Il cinema Italiano, quando si fa generazionale, sembra incastrato nella rappresentazione di un’impasse; al posto della Storia come spazio tra memoria collettiva e memoria individuale ci sono delle figurine ritagliate; al posto dei nodi, dei rimandi e di una rete di esperienze in grado di raccontarci, c’è un racconto massimalista e innocuo che neutralizza la forza del gesto (spesso amplificandolo in forma simbolica) e che si appoggia ad una verbosità didascalica, quasi fosse un avviso a tutto schermo per indirizzare la lettura.
Sergio Castellitto si ispira ancora una volta ad un romanzo di Margaret Mazzantini per realizzare un ennesimo “film di famiglia” con l’intenzione di raccontare l’ereditarietà, spesso dolorosa, del rapporto tra genitori e figli, riducendo solo apparentemente gli eccessi di Venuto al mondo, ma di fatto replicandone la stessa superficie, capace di mettere un freno definitivo ad un film che al contrario, vorrebbe proporsi come un incessante corpo-a-corpo.

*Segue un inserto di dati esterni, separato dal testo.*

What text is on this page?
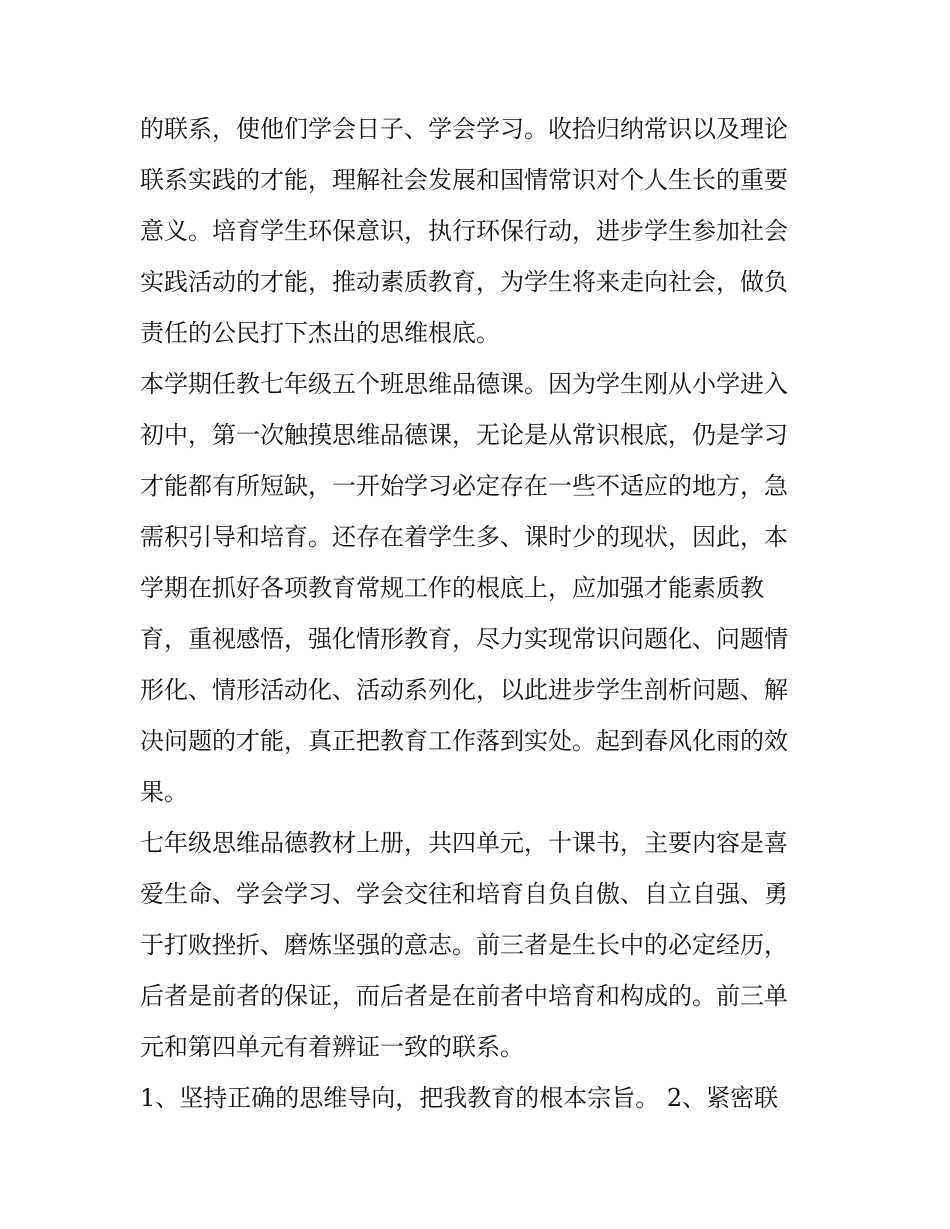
的联系，使他们学会日子、学会学习。收拾归纳常识以及理论
联系实践的才能，理解社会发展和国情常识对个人生长的重要
意义。培育学生环保意识，执行环保行动，进步学生参加社会
实践活动的才能，推动素质教育，为学生将来走向社会，做负
责任的公民打下杰出的思维根底。
本学期任教七年级五个班思维品德课。因为学生刚从小学进入
初中，第一次触摸思维品德课，无论是从常识根底，仍是学习
才能都有所短缺，一开始学习必定存在一些不适应的地方，急
需积引导和培育。还存在着学生多、课时少的现状，因此，本
学期在抓好各项教育常规工作的根底上，应加强才能素质教
育，重视感悟，强化情形教育，尽力实现常识问题化、问题情
形化、情形活动化、活动系列化，以此进步学生剖析问题、解
决问题的才能，真正把教育工作落到实处。起到春风化雨的效
果。
七年级思维品德教材上册，共四单元，十课书，主要内容是喜
爱生命、学会学习、学会交往和培育自负自傲、自立自强、勇
于打败挫折、磨炼坚强的意志。前三者是生长中的必定经历，
后者是前者的保证，而后者是在前者中培育和构成的。前三单
元和第四单元有着辨证一致的联系。
1、坚持正确的思维导向，把我教育的根本宗旨。 2、紧密联
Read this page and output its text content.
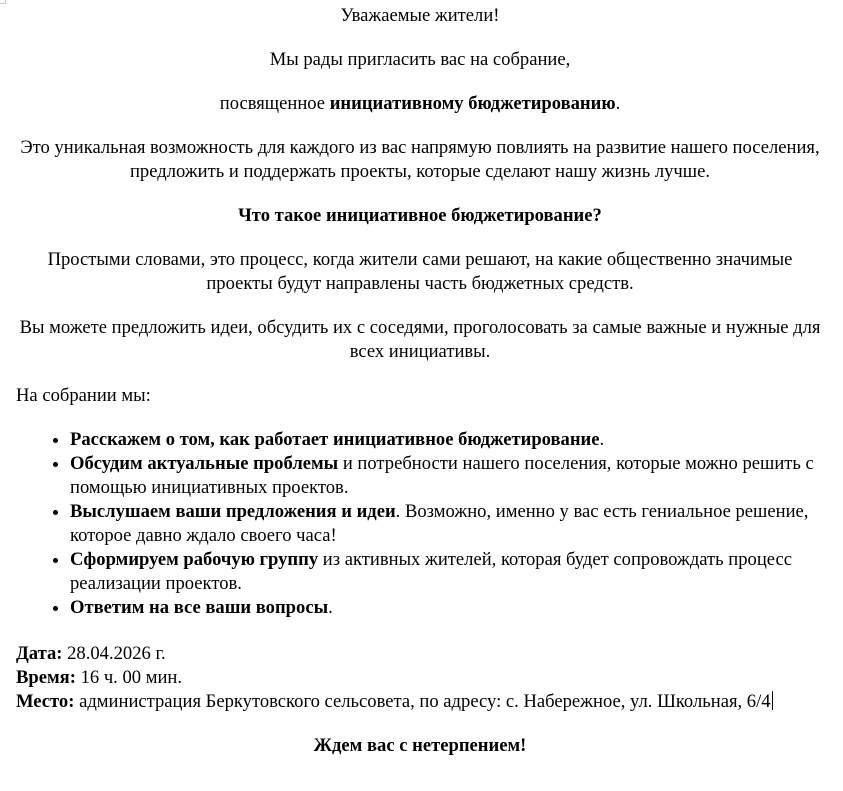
Уважаемые жители!

Мы рады пригласить вас на собрание,

посвященное инициативному бюджетированию.

Это уникальная возможность для каждого из вас напрямую повлиять на развитие нашего поселения, предложить и поддержать проекты, которые сделают нашу жизнь лучше.

Что такое инициативное бюджетирование?

Простыми словами, это процесс, когда жители сами решают, на какие общественно значимые проекты будут направлены часть бюджетных средств.

Вы можете предложить идеи, обсудить их с соседями, проголосовать за самые важные и нужные для всех инициативы.

На собрании мы:

• Расскажем о том, как работает инициативное бюджетирование.
• Обсудим актуальные проблемы и потребности нашего поселения, которые можно решить с помощью инициативных проектов.
• Выслушаем ваши предложения и идеи. Возможно, именно у вас есть гениальное решение, которое давно ждало своего часа!
• Сформируем рабочую группу из активных жителей, которая будет сопровождать процесс реализации проектов.
• Ответим на все ваши вопросы.

Дата: 28.04.2026 г.

Время: 16 ч. 00 мин.

Место: администрация Беркутовского сельсовета, по адресу: с. Набережное, ул. Школьная, 6/4

Ждем вас с нетерпением!
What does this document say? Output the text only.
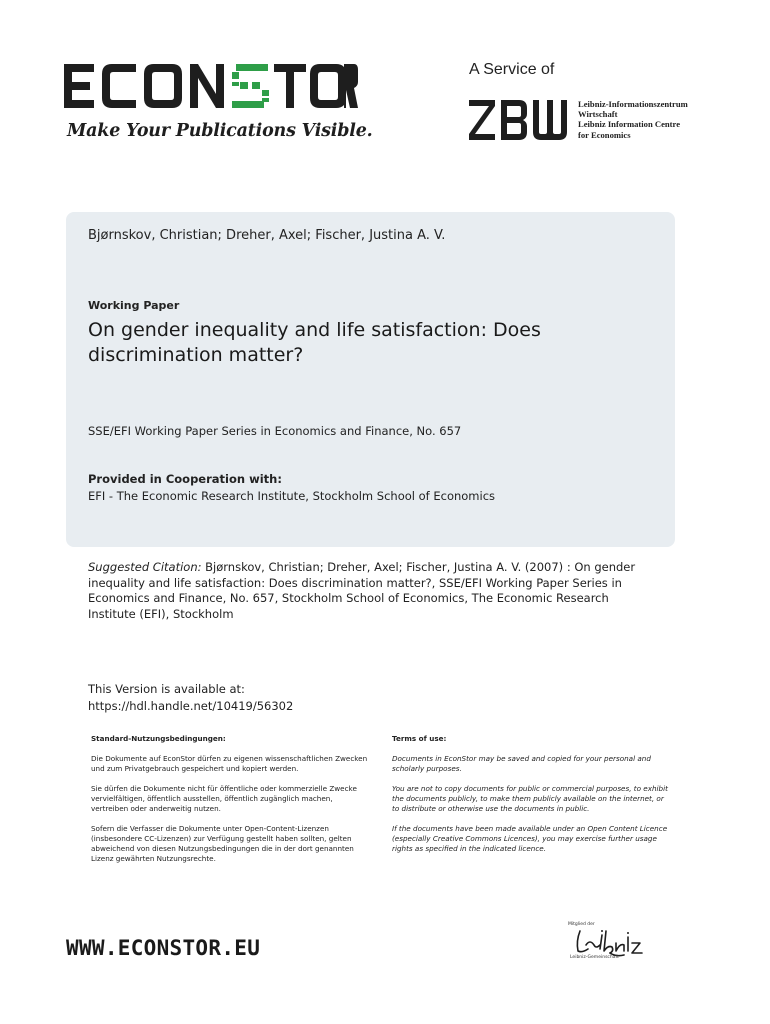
Make Your Publications Visible.
A Service of
Leibniz-Informationszentrum
Wirtschaft
Leibniz Information Centre
for Economics
Bjørnskov, Christian; Dreher, Axel; Fischer, Justina A. V.
Working Paper
On gender inequality and life satisfaction: Does discrimination matter?
SSE/EFI Working Paper Series in Economics and Finance, No. 657
Provided in Cooperation with:
EFI - The Economic Research Institute, Stockholm School of Economics
Suggested Citation: Bjørnskov, Christian; Dreher, Axel; Fischer, Justina A. V. (2007) : On gender inequality and life satisfaction: Does discrimination matter?, SSE/EFI Working Paper Series in Economics and Finance, No. 657, Stockholm School of Economics, The Economic Research Institute (EFI), Stockholm
This Version is available at:
https://hdl.handle.net/10419/56302
Standard-Nutzungsbedingungen:

Die Dokumente auf EconStor dürfen zu eigenen wissenschaftlichen Zwecken und zum Privatgebrauch gespeichert und kopiert werden.

Sie dürfen die Dokumente nicht für öffentliche oder kommerzielle Zwecke vervielfältigen, öffentlich ausstellen, öffentlich zugänglich machen, vertreiben oder anderweitig nutzen.

Sofern die Verfasser die Dokumente unter Open-Content-Lizenzen (insbesondere CC-Lizenzen) zur Verfügung gestellt haben sollten, gelten abweichend von diesen Nutzungsbedingungen die in der dort genannten Lizenz gewährten Nutzungsrechte.

Terms of use:

Documents in EconStor may be saved and copied for your personal and scholarly purposes.

You are not to copy documents for public or commercial purposes, to exhibit the documents publicly, to make them publicly available on the internet, or to distribute or otherwise use the documents in public.

If the documents have been made available under an Open Content Licence (especially Creative Commons Licences), you may exercise further usage rights as specified in the indicated licence.

WWW.ECONSTOR.EU
Mitglied der
Leibniz-Gemeinschaft
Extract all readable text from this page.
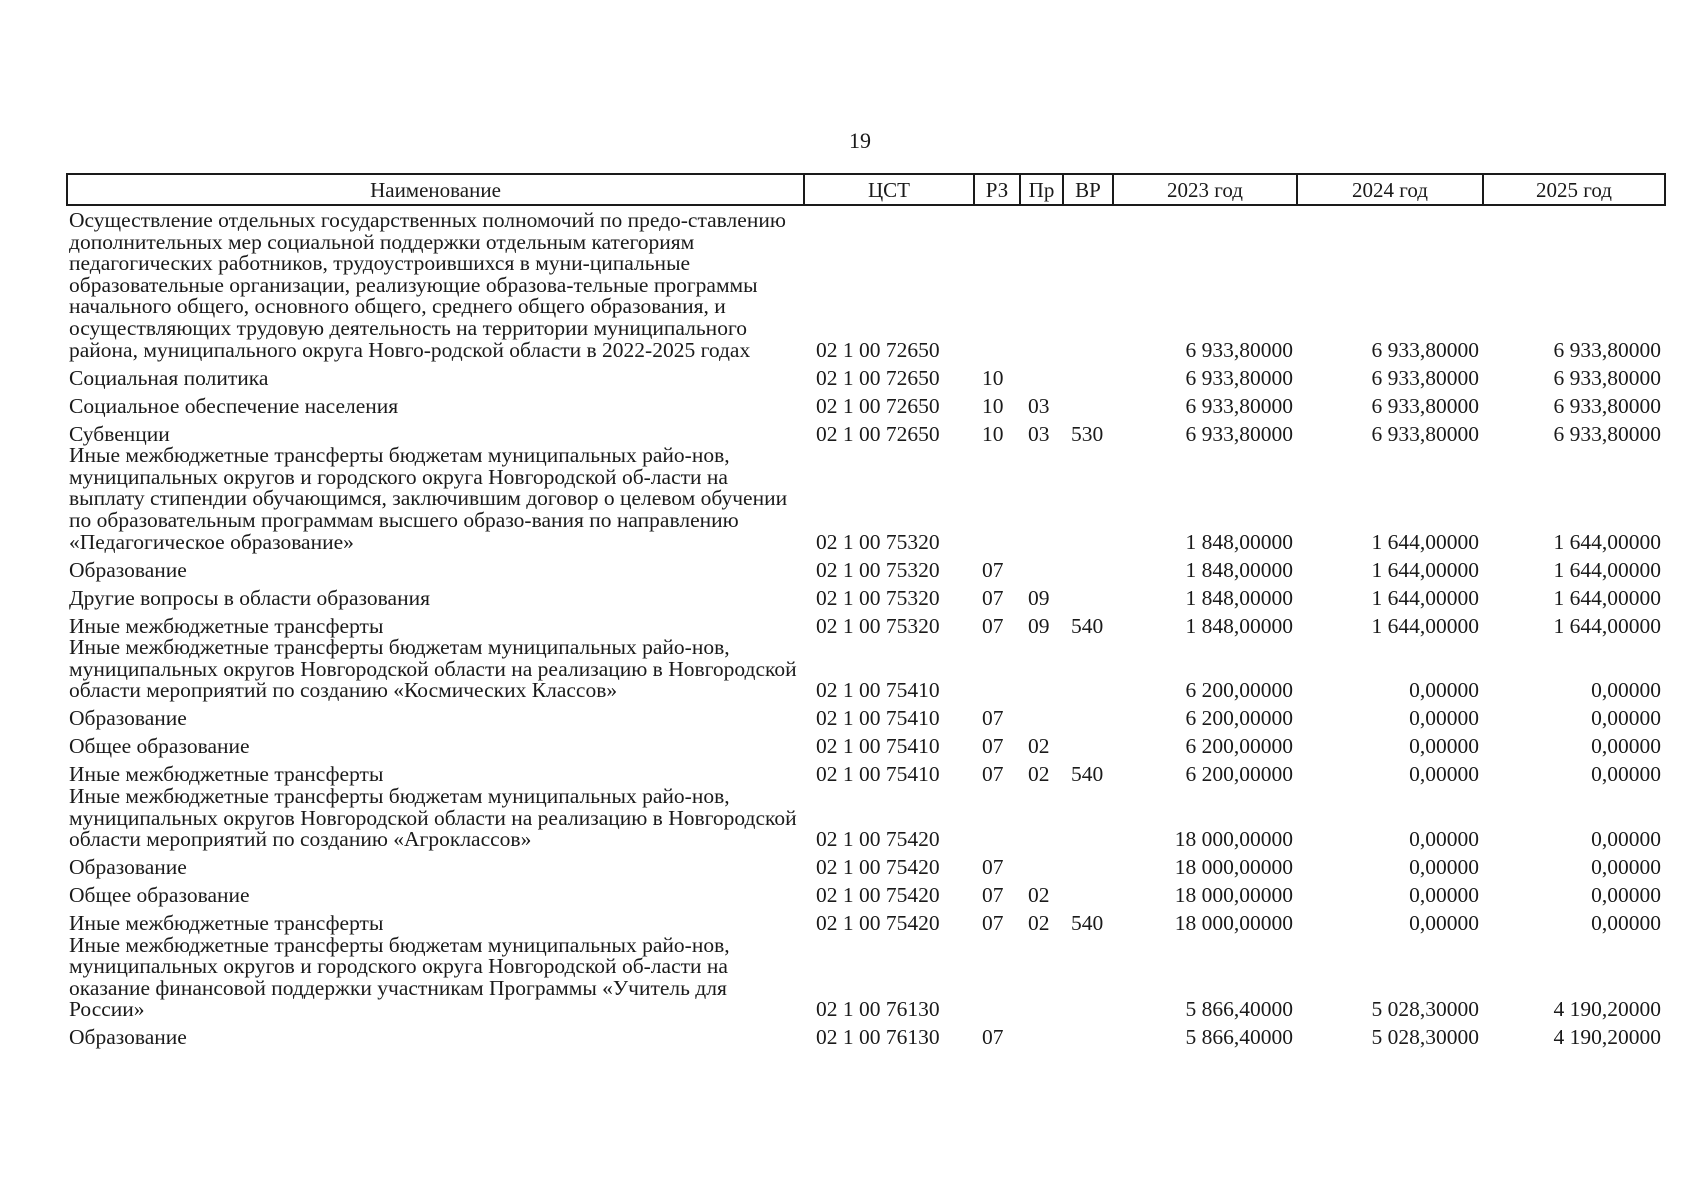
19
Наименование	ЦСТ	РЗ	Пр	ВР	2023 год	2024 год	2025 год
Осуществление отдельных государственных полномочий по предо-ставлению дополнительных мер социальной поддержки отдельным категориям педагогических работников, трудоустроившихся в муни-ципальные образовательные организации, реализующие образова-тельные программы начального общего, основного общего, среднего общего образования, и осуществляющих трудовую деятельность на территории муниципального района, муниципального округа Новго-родской области в 2022-2025 годах	02 1 00 72650				6 933,80000	6 933,80000	6 933,80000
Социальная политика	02 1 00 72650	10			6 933,80000	6 933,80000	6 933,80000
Социальное обеспечение населения	02 1 00 72650	10	03		6 933,80000	6 933,80000	6 933,80000
Субвенции	02 1 00 72650	10	03	530	6 933,80000	6 933,80000	6 933,80000
Иные межбюджетные трансферты бюджетам муниципальных райо-нов, муниципальных округов и городского округа Новгородской об-ласти на выплату стипендии обучающимся, заключившим договор о целевом обучении по образовательным программам высшего образо-вания по направлению «Педагогическое образование»	02 1 00 75320				1 848,00000	1 644,00000	1 644,00000
Образование	02 1 00 75320	07			1 848,00000	1 644,00000	1 644,00000
Другие вопросы в области образования	02 1 00 75320	07	09		1 848,00000	1 644,00000	1 644,00000
Иные межбюджетные трансферты	02 1 00 75320	07	09	540	1 848,00000	1 644,00000	1 644,00000
Иные межбюджетные трансферты бюджетам муниципальных райо-нов, муниципальных округов Новгородской области на реализацию в Новгородской области мероприятий по созданию «Космических Классов»	02 1 00 75410				6 200,00000	0,00000	0,00000
Образование	02 1 00 75410	07			6 200,00000	0,00000	0,00000
Общее образование	02 1 00 75410	07	02		6 200,00000	0,00000	0,00000
Иные межбюджетные трансферты	02 1 00 75410	07	02	540	6 200,00000	0,00000	0,00000
Иные межбюджетные трансферты бюджетам муниципальных райо-нов, муниципальных округов Новгородской области на реализацию в Новгородской области мероприятий по созданию «Агроклассов»	02 1 00 75420				18 000,00000	0,00000	0,00000
Образование	02 1 00 75420	07			18 000,00000	0,00000	0,00000
Общее образование	02 1 00 75420	07	02		18 000,00000	0,00000	0,00000
Иные межбюджетные трансферты	02 1 00 75420	07	02	540	18 000,00000	0,00000	0,00000
Иные межбюджетные трансферты бюджетам муниципальных райо-нов, муниципальных округов и городского округа Новгородской об-ласти на оказание финансовой поддержки участникам Программы «Учитель для России»	02 1 00 76130				5 866,40000	5 028,30000	4 190,20000
Образование	02 1 00 76130	07			5 866,40000	5 028,30000	4 190,20000
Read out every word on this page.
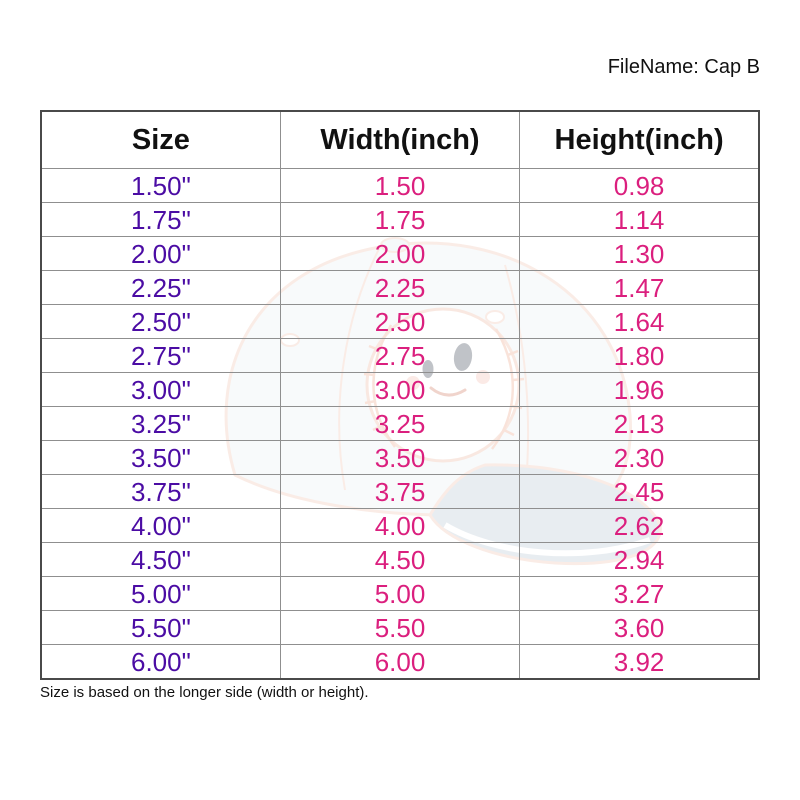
FileName: Cap B
Size	Width(inch)	Height(inch)
1.50"	1.50	0.98
1.75"	1.75	1.14
2.00"	2.00	1.30
2.25"	2.25	1.47
2.50"	2.50	1.64
2.75"	2.75	1.80
3.00"	3.00	1.96
3.25"	3.25	2.13
3.50"	3.50	2.30
3.75"	3.75	2.45
4.00"	4.00	2.62
4.50"	4.50	2.94
5.00"	5.00	3.27
5.50"	5.50	3.60
6.00"	6.00	3.92
Size is based on the longer side (width or height).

Mentre Riccardo Scamarcio e Jasmine Trinca si donano con forza spontanea leccandosi, scopandosi, insultandosi e cercando di tirar fuori vita, Castellitto lavora contro frapponendo gli ostacoli di un testo letterario che deve in tutti i modi far sentire il suo peso, non solo quando la parola salta fuori per suturare ma anche quando l’immagine diventa a sua volta un filtro opaco, impostato per sottolineare un concetto.
I denti malati di Dalia, l’anoressia, la respirazione bocca a bocca, Mike Tyson e l’Italia dei reality, questa volta osservata a margine rispetto al narcisismo Mucciniano , sono contenitori vuoti, tracce di vita vissuta altrove, incapaci di materializzare quel limen tra le nostre storie e la Storia.
A chi si rivolgono Castellitto e la Mazzantini? Ad una generazione a confronto con quella di cinquant’anni fa? La chiave del rispecchiamento è sin troppo chiara, non solo per la relazione conflittuale di Delia e Gaetano con i propri genitori, ma per la coppia di “spettatori” interpretata da Roberto Vecchioni e Angela Molina, la cui evanescenza onirica suggerisce, con adamantina certezza, una dialettica predeterminata ed esplicita che come tutti i paradigmi, emerge dallo sfondo di un brutto teatro.
Tutto il calvario di Delia nel suo rapporto con il cibo subisce lo stesso trattamento, manca qualsiasi riferimento che non sia semplicemente verbale, per potersi avvicinare al dolore della donna, tutto è incollato sullo sfondo, come le improvvise paranoie, i tentativi di tornare nel circolo vizioso del vomito; e del resto è del tutto assente il coraggio di realizzare un cinema immersivo, calato dentro le ossessioni come quello di Saverio Costanzo con il suo Hungry Hearts, film che aderisce ai corpi senza cadere nella trappola di doverci restituire a tutti i costi un “ambizioso” ritratto generazionale.
C’è un altro fattore, disturbante, che accomuna il cinema di Castellitto a quello di altri autori italiani, ed è la dimensione familistica che in modo endogeno, ricalca il sistema produttivo, politico, sociale e personale di un paese rispetto al quale vorrebbe distinguersi con la pantomima dell’indignazione, la stessa con cui il “partito” di Repubblica ci ha allevati per decenni; in questo senso, “Nessuno si salva da solo” sembra quasi alludere non tanto al ridimensionamento di una diffusa deriva individualista, quanto all’impossibilità di uscire da una mortifera dinamica consociativa, dalla famiglia dritta al cuore della Storia italiana.